Greggs has teamed up with JustEat to provide a home delivery service. The bakery is trialling with a number of delivery services included Deliveroo and Uber Eats to capitalise on an ever-growing market. For now, it has signed only with Just Eat and deliveries will first take place in Bristol and Birmingham with eventual roll outs to other big cities. The continued presence in cities will be dependent on customer demand. Customers must spend a minimum of £1.50 in order to make a delivery.

 It was a wildly successful 2019 for Greggs with profits up by double digits. This was largely driven by its vegan sausage. It looks to continue its success with the recent launch of its vegan steak bake. The bakery also plans to open 100 new stores over the next 12 months. Employees are also receiving a £300 special bonus due to the strong results.  


The UK government has banned the use of credit cards for gambling. The ban will apply to online and offline gambling except lotteries that operate for good causes. There was an emphasis on the issue of online bets as Gambling Commission research shows that 22% of online gamblers that use credit cards are problem  gamblers. Credit card fees along with large credit limits are thought to accentuate the financial woes of problem gamblers. From March 31 all online gambling websites must sign up to Gamstop. Persons signed up to Gamstop are prevented from using UK gambling websites as a means to kick addiction. Nearly half of 24 million gamblers in the UK gamble online.


2019 saw the slowest rate of economic growth for China in nearly 30 years. This declining level of growth is largely due to weak domestic demand for goods and services. In addition, the trade war with US has had a significant impact on economic growth. US emand for Chinese exports has diminished and costs of US imports across swathes of goods has increased. The Chinese government has attempted to mitigate the effects of the trade war by introducing tax cuts, encouraging bank loaning and other measures. Despite these measures, China’s economy grew 6.1% in 2019, the slowest rate since 1990. This rate of growth however, is still within the government target range but is simply lower than the double digit growth it has enjoyed for the past 20+ years.  

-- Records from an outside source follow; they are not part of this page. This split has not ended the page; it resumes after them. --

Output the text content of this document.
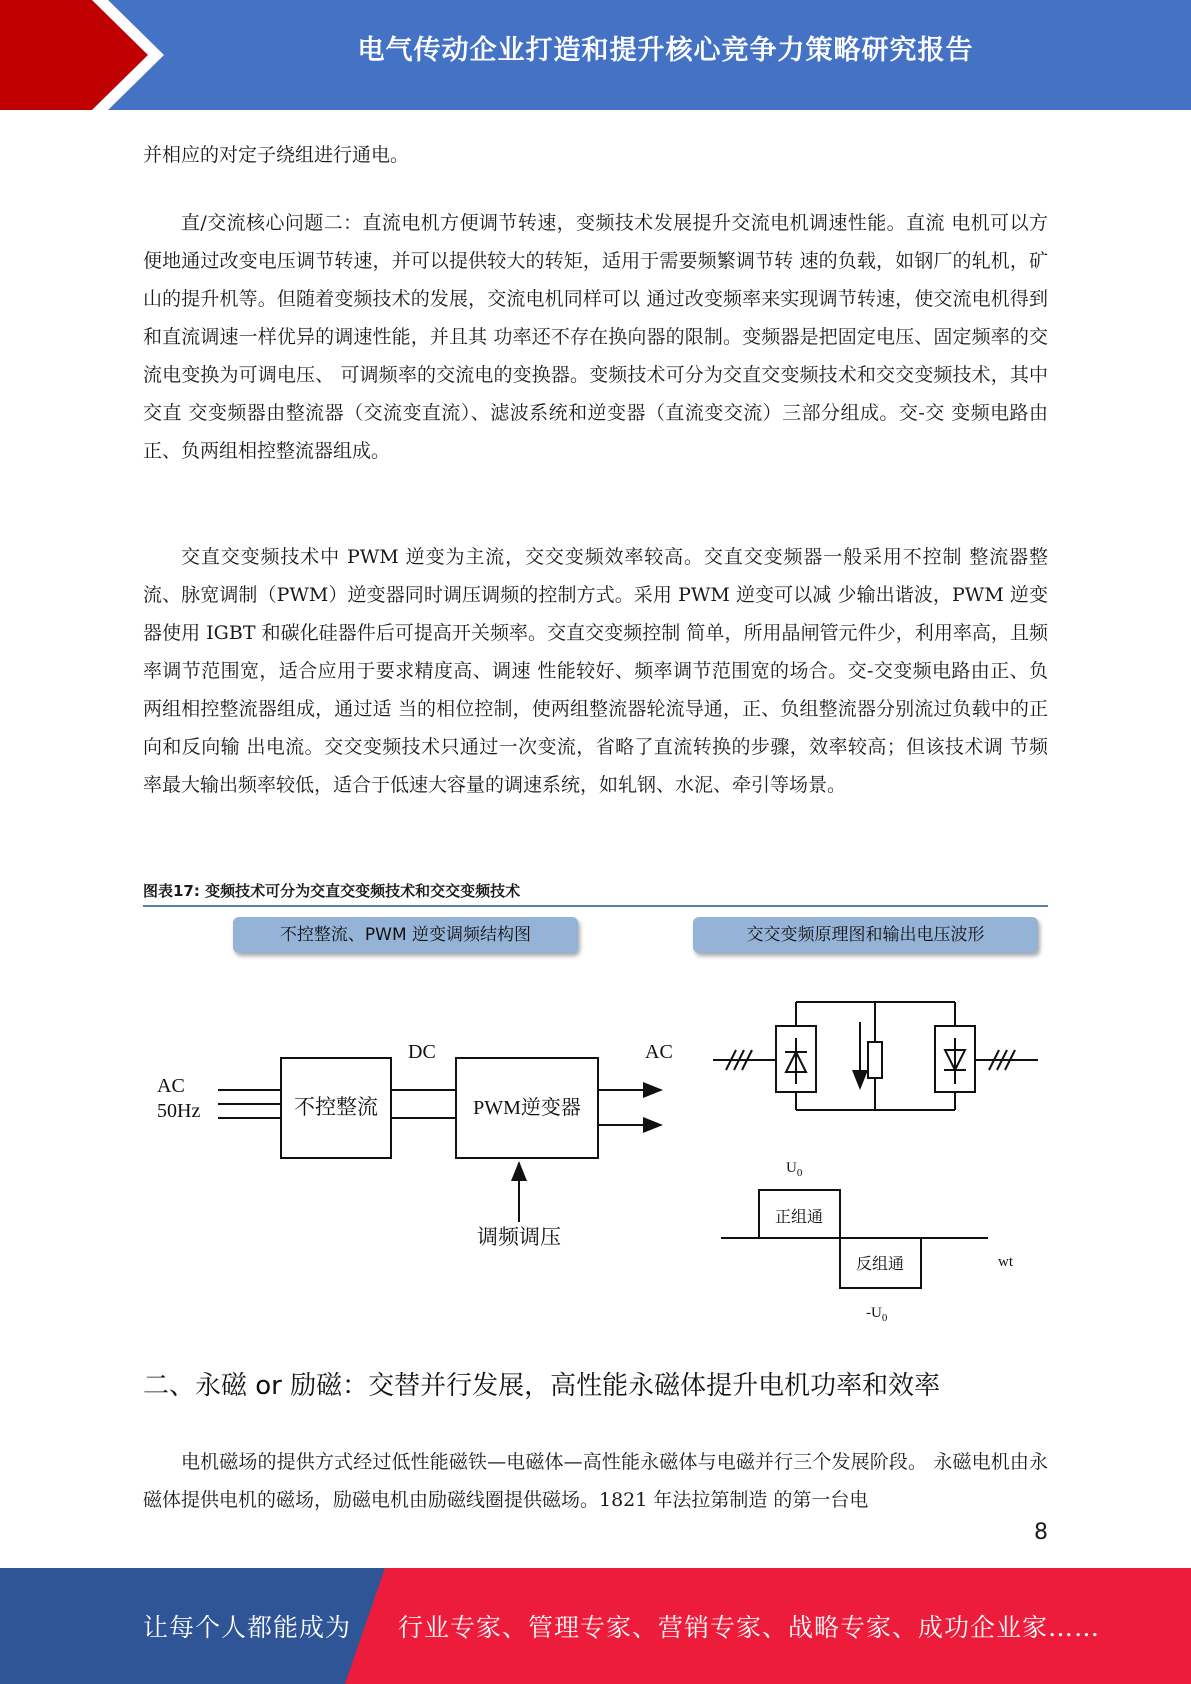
电气传动企业打造和提升核心竞争力策略研究报告

并相应的对定子绕组进行通电。

直/交流核心问题二：直流电机方便调节转速，变频技术发展提升交流电机调速性能。直流 电机可以方便地通过改变电压调节转速，并可以提供较大的转矩，适用于需要频繁调节转 速的负载，如钢厂的轧机，矿山的提升机等。但随着变频技术的发展，交流电机同样可以 通过改变频率来实现调节转速，使交流电机得到和直流调速一样优异的调速性能，并且其 功率还不存在换向器的限制。变频器是把固定电压、固定频率的交流电变换为可调电压、 可调频率的交流电的变换器。变频技术可分为交直交变频技术和交交变频技术，其中交直 交变频器由整流器（交流变直流）、滤波系统和逆变器（直流变交流）三部分组成。交-交 变频电路由正、负两组相控整流器组成。

交直交变频技术中 PWM 逆变为主流，交交变频效率较高。交直交变频器一般采用不控制 整流器整流、脉宽调制（PWM）逆变器同时调压调频的控制方式。采用 PWM 逆变可以减 少输出谐波，PWM 逆变器使用 IGBT 和碳化硅器件后可提高开关频率。交直交变频控制 简单，所用晶闸管元件少，利用率高，且频率调节范围宽，适合应用于要求精度高、调速 性能较好、频率调节范围宽的场合。交-交变频电路由正、负两组相控整流器组成，通过适 当的相位控制，使两组整流器轮流导通，正、负组整流器分别流过负载中的正向和反向输 出电流。交交变频技术只通过一次变流，省略了直流转换的步骤，效率较高；但该技术调 节频率最大输出频率较低，适合于低速大容量的调速系统，如轧钢、水泥、牵引等场景。

图表17: 变频技术可分为交直交变频技术和交交变频技术
不控整流、PWM 逆变调频结构图	交交变频原理图和输出电压波形
AC
50Hz	不控整流
DC
PWM逆变器
AC
调频调压
$U_0$
正组通
反组通	wt
$-U_0$
二、永磁 or 励磁：交替并行发展，高性能永磁体提升电机功率和效率

电机磁场的提供方式经过低性能磁铁—电磁体—高性能永磁体与电磁并行三个发展阶段。 永磁电机由永磁体提供电机的磁场，励磁电机由励磁线圈提供磁场。1821 年法拉第制造 的第一台电

8
让每个人都能成为 行业专家、管理专家、营销专家、战略专家、成功企业家……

Boeing ended 2019 with negative orders meaning it received more cancellations than orders. The aerospace giant saw 87 order cancellations last year after the 737 Max jet was grounded globally. 737 Max order fell 90% in the year and other models also suffered a 29% drop. The issues were compounded by low cost carriers such as India’s Jet Airways going bankrupt, further  reducing demand. Boeing has a lot of work to do in order for trust to be restored in its models. In the meantime, the financial costs of these crashes is running into the 10’s of billions with no immediate end in sight.


Asda is trialling a new sustainability store. A store in Leeds will allow customers to refill their own packaging with everyday product, such as rice, pasta and Kellogg’s breakfast products. Every year, Asda uses 65,000 tonnes of plastic and like other supermarkets, has pledged to reduce this. Asda has pledged a 15% cut by February 2021. Alongside the refill stations, the supermarket will have a bottle recycling vending machine. The trial will last for 3 months in Leeds and if successful may be rolled out nationwide. Asda has also pledged to make its own brand product packaging 100% recyclable by 2025. Morrisons has also pledged to do the same. UK supermarkets use 58 billion tons of plastic annually.


The new UK Agricultural Bill will come into force after Brexit and will reward farmers for protecting the environment and improving animal welfare. The legislation will replace the EU Common Agricultural Policy (CAP). Under CAP, the government currently issues £3.4 billion a year in subsidies to farmers, with the sum based on the size of the farm. Instead the Agricultural Bill will base subsidies on the protection and, improvement of the environment, wildlife and farm animal welfare. The bill will also introduce closer government monitoring of food security. Current funding levels will also be maintained throughout the current government. These changes will be phased in over 6 years from 2021. The legislation has largely been supported by those within the industry.